Terrassenbeschattung Ratgeber

Bauart

Pergola und Lamellendach

Kurz gesagt

Ein Lamellendach kann, was Markise und Segel nicht können: Schatten spenden und gleichzeitig Wärme abziehen lassen. Der Preis dafür ist eine feste Konstruktion — mit Fundament, Schneelast und Genehmigungsfrage.

Vom Rankgerüst zum Lamellendach

Der Begriff Pergola hat sich verschoben. Ursprünglich war es ein offenes Gerüst für Kletterpflanzen; heute verkaufen die meisten Anbieter darunter eine Aluminiumkonstruktion mit beweglichem Dach. Drei Stufen sind zu unterscheiden:

  • Offene Pergola: Gerüst ohne Dachhaut, Schatten entsteht durch Bewuchs oder ein aufgelegtes Tuch. Günstig, luftig, kein Regenschutz.
  • Pergola mit Tuchdach: Ein Gewebe läuft auf Seilen oder in Schienen zwischen den Trägern — im Grunde eine freistehende Seilspannmarkise.
  • Lamellendach: Feste Aluminiumlamellen, die sich drehen lassen. Geschlossen sind sie regendicht, geöffnet lassen sie Luft und Licht durch.

Der Vorteil, der andere Systeme nicht haben

Ein Lamellendach kann etwas, das weder Markise noch Segel können: Es trennt Schatten von Belüftung. Bei geöffneten Lamellen entsteht Schatten, während warme Luft nach oben abzieht — genau das Problem, das unter geschlossenen Glasdächern entsteht, tritt hier gar nicht erst auf.

Geschlossen wird daraus ein Regendach, das auch im Herbst nutzbar bleibt. Der Preis dafür ist eine feste Konstruktion mit Fundament und, je nach Bundesland und Größe, eine Genehmigungsfrage.

Freistehend oder angebaut

Angebaute Pergolen nutzen die Hauswand als Auflager und brauchen weniger Fundament.
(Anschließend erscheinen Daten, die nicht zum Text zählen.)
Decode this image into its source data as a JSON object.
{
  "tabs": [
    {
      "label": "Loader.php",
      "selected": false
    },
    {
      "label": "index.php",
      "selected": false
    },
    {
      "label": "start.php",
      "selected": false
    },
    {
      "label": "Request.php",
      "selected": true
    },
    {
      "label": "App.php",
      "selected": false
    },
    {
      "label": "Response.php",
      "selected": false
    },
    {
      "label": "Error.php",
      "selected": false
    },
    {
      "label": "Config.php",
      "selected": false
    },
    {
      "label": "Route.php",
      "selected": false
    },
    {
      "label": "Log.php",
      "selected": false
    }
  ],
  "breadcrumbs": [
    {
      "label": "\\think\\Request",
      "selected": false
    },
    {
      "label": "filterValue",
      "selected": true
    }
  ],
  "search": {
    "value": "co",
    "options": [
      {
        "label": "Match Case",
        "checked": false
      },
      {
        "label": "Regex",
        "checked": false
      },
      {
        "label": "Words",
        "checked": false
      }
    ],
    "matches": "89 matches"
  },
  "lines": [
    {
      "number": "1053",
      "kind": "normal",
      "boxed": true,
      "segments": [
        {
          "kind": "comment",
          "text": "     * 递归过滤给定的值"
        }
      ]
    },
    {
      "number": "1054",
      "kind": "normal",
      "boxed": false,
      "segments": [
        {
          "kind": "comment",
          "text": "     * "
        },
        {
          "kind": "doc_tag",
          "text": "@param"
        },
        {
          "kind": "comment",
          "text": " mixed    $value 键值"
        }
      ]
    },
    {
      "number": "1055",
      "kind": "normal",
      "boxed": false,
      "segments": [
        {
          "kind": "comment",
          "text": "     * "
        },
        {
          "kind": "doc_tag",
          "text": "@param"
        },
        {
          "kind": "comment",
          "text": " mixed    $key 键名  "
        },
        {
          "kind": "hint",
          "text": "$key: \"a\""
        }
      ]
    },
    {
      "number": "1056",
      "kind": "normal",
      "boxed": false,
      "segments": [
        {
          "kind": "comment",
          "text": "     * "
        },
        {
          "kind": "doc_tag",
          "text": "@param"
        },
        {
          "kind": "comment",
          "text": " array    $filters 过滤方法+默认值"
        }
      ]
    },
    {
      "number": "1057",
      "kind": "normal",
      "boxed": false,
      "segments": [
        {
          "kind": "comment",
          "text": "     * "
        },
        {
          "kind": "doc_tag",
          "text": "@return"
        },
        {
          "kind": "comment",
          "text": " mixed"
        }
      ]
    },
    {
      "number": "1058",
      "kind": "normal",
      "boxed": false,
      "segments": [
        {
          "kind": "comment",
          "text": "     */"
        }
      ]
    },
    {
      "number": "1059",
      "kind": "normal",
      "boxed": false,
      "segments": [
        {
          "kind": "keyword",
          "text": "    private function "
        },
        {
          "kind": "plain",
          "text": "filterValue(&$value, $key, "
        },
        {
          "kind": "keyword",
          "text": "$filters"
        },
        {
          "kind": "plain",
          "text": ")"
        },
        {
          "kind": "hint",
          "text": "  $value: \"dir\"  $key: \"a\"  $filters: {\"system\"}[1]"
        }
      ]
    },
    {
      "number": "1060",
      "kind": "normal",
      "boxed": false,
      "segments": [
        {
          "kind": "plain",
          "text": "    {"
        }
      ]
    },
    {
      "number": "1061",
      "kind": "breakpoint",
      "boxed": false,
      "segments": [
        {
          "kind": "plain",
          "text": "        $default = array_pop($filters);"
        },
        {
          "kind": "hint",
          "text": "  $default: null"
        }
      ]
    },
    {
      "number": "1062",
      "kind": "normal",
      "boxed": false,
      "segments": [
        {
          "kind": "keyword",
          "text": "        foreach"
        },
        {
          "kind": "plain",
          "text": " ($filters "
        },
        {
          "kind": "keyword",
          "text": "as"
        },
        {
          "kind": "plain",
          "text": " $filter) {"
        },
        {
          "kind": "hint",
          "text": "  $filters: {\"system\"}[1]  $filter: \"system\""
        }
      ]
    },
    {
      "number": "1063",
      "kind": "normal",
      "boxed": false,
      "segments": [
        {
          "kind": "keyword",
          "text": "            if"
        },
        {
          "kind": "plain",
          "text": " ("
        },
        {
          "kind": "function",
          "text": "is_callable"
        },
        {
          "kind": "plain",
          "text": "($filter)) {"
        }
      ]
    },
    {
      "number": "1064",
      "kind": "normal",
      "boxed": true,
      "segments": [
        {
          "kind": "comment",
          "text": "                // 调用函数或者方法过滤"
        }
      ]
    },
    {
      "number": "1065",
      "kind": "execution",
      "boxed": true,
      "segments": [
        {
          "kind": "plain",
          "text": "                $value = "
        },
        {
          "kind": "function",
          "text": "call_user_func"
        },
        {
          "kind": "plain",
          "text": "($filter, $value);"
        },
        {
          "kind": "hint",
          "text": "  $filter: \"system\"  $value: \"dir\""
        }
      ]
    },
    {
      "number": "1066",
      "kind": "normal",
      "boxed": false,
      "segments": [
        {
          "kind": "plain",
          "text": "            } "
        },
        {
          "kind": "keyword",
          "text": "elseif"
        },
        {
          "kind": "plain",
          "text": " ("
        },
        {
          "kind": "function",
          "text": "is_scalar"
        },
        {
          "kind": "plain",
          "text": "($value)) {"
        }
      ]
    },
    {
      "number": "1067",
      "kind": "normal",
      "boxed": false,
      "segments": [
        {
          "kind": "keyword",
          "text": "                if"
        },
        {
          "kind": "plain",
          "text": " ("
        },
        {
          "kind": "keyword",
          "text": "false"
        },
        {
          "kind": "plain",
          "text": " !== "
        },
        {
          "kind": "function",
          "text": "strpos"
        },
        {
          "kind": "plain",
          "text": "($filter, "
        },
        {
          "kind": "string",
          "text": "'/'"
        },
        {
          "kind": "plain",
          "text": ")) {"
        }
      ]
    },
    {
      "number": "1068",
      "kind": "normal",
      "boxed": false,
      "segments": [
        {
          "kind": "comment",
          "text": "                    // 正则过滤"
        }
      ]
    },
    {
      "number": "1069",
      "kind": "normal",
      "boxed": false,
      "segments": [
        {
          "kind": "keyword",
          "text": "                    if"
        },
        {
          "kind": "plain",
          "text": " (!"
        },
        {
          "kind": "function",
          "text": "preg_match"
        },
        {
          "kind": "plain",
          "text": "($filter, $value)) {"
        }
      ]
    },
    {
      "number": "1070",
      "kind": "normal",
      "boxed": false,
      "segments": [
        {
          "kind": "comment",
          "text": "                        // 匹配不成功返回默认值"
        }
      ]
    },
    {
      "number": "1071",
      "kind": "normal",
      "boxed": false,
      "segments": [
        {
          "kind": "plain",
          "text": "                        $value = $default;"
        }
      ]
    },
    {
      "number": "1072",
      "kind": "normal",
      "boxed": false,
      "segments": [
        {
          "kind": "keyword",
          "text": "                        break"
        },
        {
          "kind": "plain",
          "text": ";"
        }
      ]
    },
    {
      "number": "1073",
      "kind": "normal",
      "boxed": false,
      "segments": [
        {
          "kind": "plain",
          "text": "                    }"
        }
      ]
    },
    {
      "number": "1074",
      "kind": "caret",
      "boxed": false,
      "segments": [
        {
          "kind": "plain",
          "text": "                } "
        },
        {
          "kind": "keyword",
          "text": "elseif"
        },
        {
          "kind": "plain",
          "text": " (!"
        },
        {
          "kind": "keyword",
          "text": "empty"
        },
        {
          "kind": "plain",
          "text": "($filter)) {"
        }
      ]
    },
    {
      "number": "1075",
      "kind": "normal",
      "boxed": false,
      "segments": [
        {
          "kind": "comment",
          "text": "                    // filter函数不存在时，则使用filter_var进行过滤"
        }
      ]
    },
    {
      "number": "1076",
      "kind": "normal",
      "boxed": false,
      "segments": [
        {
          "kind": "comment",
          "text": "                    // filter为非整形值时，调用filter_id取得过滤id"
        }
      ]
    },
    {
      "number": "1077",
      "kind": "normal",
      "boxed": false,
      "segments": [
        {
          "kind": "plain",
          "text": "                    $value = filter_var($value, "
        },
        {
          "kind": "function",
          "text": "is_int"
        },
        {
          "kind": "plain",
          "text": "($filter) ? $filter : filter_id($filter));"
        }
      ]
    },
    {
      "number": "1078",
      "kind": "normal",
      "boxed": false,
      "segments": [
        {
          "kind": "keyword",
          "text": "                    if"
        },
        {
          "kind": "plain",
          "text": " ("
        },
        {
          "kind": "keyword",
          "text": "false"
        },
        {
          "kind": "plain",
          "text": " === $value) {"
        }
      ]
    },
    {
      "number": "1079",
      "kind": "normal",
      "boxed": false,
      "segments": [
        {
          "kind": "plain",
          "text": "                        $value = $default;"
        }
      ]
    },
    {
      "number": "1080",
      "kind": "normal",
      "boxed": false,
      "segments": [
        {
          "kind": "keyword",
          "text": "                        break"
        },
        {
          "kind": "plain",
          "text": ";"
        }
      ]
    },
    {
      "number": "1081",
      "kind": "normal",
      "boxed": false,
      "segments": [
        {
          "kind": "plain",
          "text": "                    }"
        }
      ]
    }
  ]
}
Freistehende Konstruktionen lassen sich dort platzieren, wo die Sonne steht — ohne Bindung an das Gebäude —, brauchen aber vier tragfähige Punkte und in der Regel Punktfundamente.

Beides sind bauliche Anlagen. Ob eine Genehmigung nötig ist, entscheidet die Landesbauordnung, teils auch der Bebauungsplan der Gemeinde.

Häufige Fragen

Was ist der Unterschied zwischen Pergola und Lamellendach?

Eine Pergola ist ursprünglich ein offenes Gerüst ohne Dachhaut. Ein Lamellendach hat drehbare Aluminiumlamellen: geschlossen regendicht, geöffnet luftdurchlässig. Im Handel wird beides oft als Pergola bezeichnet.

Ist ein Lamellendach im Winter nutzbar?

Geschlossen trägt es Schneelast, und die hängt von Konstruktion und Standort ab — Deutschland ist in Schneelastzonen eingeteilt. Viele Hersteller schreiben vor, die Lamellen im Winter zu öffnen, damit sich kein Schnee sammelt. Die Herstellerangabe muss zur Zone des Standorts passen.

Braucht eine Pergola eine Baugenehmigung?

Das richtet sich nach der Landesbauordnung und teils nach dem Bebauungsplan der Gemeinde. Maßgeblich sind meist überdachte Fläche, umbauter Raum und der Abstand zur Grundstücksgrenze. Die Auskunft der Bauaufsicht ist in der Regel kostenlos.

Warum wird es unter einem Lamellendach nicht so heiß wie unter Glas?

Weil bei geöffneten Lamellen warme Luft nach oben abziehen kann. Unter einem geschlossenen Glasdach staut sie sich — das ist der bauphysikalische Unterschied zwischen beiden Lösungen.

Quellen

  1. DIN EN 13561, Markisen — Leistungs- und Sicherheitsanforderungen — Norm, Bezug über Beuth-Verlag
  2. Bundesverband Rollladen + Sonnenschutz e.V.: Technische Richtlinie „Windeinflüsse, Windlasten, Einsatzempfehlungen“, Ausgabe April 2024 — Fachverband, abgestimmt mit den Fachausschüssen der IVRSA (PDF)

Wir verlinken als Quellen ausschließlich Normen, Behörden, Prüfinstitute, Fachverbände und technische Datenblätter — keine Shops und keine Ratgeberseiten. Zuletzt geprüft: August 2026. Angaben ohne Gewähr.